Building video-language foundation models is costly and difficult due to the
redundant nature of video data and the lack of high-quality video-language
datasets. In this paper, we propose an efficient framework to harvest video
foundation models from image ones. Our method is intuitively simple by randomly
dropping input video patches and masking out input text during the
post-pretraining procedure. The patch dropping boosts the training efficiency
significantly and text masking enforces the learning of cross-modal fusion. We
conduct extensive experiments to validate the effectiveness of our method on a
wide range of video-language downstream tasks including various zero-shot
tasks, video question answering, and video-text retrieval. Despite its
simplicity, our method achieves state-of-the-art performances, which are
comparable to some heavily pretrained video foundation models. Our method is
extremely efficient and can be trained in less than one day on 8 GPUs,
requiring only WebVid-10M as pretraining data.

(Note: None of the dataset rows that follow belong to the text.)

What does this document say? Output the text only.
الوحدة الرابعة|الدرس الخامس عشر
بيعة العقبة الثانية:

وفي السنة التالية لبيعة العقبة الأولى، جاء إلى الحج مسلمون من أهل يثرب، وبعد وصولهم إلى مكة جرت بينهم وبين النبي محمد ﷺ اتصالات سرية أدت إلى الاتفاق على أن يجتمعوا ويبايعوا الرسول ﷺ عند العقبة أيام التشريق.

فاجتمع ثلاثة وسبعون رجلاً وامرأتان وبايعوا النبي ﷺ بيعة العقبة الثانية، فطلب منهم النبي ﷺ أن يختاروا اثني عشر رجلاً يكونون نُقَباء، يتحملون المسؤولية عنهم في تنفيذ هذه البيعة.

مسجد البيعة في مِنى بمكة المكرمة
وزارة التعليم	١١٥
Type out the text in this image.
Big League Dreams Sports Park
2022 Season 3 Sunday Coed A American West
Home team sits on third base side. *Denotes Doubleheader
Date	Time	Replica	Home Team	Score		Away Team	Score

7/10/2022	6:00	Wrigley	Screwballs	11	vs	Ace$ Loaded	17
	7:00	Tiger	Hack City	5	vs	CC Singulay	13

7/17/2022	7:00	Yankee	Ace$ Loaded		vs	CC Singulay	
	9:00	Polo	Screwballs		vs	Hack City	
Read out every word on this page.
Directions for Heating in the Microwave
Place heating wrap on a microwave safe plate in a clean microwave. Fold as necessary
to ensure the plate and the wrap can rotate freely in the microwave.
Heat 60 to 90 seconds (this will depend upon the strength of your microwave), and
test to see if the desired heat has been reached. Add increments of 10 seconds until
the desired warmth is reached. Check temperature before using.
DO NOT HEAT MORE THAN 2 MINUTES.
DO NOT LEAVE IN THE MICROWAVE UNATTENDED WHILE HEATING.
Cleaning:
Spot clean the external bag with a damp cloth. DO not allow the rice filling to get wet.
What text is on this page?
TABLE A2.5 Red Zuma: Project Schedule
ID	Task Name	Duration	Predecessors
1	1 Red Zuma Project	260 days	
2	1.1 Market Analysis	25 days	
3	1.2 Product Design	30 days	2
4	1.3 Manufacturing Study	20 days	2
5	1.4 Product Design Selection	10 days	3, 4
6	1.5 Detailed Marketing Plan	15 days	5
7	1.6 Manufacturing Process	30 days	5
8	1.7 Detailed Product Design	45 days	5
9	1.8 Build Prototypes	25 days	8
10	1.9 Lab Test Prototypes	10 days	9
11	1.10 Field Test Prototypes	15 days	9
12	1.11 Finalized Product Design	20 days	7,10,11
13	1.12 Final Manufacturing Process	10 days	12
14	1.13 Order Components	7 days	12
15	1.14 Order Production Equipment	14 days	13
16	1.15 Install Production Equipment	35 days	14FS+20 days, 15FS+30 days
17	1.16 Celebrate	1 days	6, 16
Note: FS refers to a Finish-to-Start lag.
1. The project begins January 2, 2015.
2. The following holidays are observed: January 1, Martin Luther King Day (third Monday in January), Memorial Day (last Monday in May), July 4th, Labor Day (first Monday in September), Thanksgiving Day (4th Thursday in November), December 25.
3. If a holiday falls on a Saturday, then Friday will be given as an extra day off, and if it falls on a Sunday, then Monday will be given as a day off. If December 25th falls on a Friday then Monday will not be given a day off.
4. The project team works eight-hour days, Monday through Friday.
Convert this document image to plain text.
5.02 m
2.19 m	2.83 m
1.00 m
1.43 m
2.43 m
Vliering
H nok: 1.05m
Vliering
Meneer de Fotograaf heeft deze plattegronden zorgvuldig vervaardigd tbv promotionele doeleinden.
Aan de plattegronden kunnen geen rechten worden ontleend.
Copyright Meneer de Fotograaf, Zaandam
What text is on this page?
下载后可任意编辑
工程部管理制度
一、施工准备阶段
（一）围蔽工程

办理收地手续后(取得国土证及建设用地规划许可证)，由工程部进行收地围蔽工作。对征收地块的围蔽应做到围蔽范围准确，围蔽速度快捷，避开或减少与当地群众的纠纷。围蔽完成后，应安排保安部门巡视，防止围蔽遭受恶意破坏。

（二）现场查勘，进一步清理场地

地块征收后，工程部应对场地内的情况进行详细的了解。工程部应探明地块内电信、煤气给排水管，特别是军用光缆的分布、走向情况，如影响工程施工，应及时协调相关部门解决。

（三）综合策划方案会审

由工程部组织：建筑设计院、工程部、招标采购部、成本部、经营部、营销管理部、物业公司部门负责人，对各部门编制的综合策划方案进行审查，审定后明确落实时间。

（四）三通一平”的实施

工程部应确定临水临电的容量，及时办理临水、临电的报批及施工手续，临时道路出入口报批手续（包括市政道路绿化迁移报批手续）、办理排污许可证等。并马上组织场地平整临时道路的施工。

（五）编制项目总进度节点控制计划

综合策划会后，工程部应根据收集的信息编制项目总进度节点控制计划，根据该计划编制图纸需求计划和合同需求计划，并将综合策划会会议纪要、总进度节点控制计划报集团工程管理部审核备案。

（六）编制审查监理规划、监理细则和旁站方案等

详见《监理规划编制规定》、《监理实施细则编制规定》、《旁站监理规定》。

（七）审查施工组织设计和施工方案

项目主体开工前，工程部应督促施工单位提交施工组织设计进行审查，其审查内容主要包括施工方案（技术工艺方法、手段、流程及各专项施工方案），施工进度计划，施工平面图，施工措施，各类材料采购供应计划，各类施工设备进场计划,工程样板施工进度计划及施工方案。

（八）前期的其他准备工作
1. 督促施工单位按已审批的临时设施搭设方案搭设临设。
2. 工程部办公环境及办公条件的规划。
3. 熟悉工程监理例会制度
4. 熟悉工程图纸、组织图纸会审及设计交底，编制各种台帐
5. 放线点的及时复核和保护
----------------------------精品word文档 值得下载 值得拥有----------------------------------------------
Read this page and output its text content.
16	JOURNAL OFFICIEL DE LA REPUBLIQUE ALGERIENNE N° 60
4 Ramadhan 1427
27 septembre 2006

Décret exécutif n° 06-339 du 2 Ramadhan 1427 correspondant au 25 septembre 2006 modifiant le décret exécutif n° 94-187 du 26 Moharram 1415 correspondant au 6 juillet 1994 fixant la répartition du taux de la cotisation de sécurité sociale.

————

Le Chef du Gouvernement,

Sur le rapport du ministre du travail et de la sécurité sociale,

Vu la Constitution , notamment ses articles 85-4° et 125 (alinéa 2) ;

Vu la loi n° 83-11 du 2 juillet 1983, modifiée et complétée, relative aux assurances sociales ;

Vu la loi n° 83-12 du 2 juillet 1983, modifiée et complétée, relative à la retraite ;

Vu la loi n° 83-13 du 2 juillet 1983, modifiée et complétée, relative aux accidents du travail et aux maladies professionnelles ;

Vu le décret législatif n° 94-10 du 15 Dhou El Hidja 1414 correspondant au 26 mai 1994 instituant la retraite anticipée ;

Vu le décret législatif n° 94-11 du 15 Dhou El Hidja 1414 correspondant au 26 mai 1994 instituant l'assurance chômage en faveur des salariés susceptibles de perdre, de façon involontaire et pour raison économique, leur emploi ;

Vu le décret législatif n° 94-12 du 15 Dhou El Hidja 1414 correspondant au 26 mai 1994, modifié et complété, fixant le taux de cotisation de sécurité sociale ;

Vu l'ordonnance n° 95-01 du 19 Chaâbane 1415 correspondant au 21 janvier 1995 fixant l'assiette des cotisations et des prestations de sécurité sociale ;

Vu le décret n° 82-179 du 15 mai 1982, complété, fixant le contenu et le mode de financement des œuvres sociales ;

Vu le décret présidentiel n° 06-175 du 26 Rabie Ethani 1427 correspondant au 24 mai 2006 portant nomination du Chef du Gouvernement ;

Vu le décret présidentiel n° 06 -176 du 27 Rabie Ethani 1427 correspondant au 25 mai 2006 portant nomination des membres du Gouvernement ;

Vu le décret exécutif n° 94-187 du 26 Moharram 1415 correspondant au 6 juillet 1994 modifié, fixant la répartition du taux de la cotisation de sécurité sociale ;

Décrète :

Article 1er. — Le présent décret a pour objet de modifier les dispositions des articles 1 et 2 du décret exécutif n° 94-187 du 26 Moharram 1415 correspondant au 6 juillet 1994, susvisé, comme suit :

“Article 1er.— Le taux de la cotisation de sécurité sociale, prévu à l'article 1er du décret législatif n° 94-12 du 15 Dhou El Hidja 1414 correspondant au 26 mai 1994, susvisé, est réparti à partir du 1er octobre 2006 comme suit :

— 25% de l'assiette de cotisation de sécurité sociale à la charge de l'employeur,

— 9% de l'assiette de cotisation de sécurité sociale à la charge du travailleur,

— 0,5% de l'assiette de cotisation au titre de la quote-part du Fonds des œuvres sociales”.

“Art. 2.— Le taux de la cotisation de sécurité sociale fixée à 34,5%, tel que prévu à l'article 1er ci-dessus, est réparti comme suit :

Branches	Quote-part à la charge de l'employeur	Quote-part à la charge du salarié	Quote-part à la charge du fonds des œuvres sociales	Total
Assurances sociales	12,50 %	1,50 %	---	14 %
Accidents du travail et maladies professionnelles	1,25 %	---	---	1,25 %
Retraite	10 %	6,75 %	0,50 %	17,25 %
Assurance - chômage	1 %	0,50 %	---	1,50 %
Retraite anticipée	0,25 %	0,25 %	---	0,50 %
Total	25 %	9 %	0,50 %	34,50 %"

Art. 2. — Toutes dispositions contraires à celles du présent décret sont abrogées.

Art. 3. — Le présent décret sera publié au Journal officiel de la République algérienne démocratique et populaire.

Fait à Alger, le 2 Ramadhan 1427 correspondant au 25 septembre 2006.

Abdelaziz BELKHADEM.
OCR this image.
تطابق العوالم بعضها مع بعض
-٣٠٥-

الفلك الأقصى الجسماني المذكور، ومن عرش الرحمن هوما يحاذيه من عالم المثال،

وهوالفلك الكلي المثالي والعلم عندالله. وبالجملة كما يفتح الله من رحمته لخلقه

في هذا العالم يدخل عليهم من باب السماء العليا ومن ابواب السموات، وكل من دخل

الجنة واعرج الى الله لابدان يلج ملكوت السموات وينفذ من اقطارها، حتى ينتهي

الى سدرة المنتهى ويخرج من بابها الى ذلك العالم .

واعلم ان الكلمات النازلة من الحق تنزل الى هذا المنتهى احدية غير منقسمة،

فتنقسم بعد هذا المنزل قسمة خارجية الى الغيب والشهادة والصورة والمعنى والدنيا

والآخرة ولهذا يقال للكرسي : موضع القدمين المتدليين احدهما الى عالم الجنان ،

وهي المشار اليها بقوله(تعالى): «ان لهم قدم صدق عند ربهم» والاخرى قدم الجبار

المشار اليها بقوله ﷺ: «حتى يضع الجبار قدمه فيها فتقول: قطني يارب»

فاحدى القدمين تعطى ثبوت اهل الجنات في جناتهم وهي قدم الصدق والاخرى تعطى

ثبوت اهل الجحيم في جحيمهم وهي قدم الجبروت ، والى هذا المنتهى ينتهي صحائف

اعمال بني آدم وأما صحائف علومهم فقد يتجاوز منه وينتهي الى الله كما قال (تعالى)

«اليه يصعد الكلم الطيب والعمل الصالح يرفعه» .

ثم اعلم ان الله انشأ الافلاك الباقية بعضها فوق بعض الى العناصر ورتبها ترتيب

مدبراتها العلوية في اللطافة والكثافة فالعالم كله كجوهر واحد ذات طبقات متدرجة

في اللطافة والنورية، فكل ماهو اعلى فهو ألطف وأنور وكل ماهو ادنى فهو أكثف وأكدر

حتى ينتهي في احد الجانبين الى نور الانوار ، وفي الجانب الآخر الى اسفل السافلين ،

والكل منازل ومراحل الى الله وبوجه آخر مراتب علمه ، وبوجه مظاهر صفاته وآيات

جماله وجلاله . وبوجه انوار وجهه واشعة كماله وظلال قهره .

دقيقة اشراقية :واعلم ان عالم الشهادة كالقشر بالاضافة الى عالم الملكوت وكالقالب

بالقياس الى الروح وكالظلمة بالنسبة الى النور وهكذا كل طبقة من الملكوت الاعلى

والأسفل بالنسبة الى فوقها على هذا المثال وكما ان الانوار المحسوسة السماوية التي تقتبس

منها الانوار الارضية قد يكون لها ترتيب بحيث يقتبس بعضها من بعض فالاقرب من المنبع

We hope our method can serve as
a simple yet strong counterpart for prevalent video foundation models, provide
useful insights when building them, and make large pretrained models more
accessible and sustainable. This is part of the InternVideo project
https://github.com/OpenGVLab/InternVideo.

我们提出了一种从图像模型中收集视频基础模型的有效框架，方法简单直观，通过随机删除输入视频补丁和屏蔽输入文本来显著提高训练效率，并强化跨模态融合的学习，该方法在多种视频语言下游任务中取得了顶尖性能，具有极高的效率，只需要 WebVid-10M 作为预训练数据，希望我们的方法能够成为常见视频基础模型的简单但强大的替代品，提供构建这些模型的有用见解，并使大型预训练模型更易于获取和持续发展。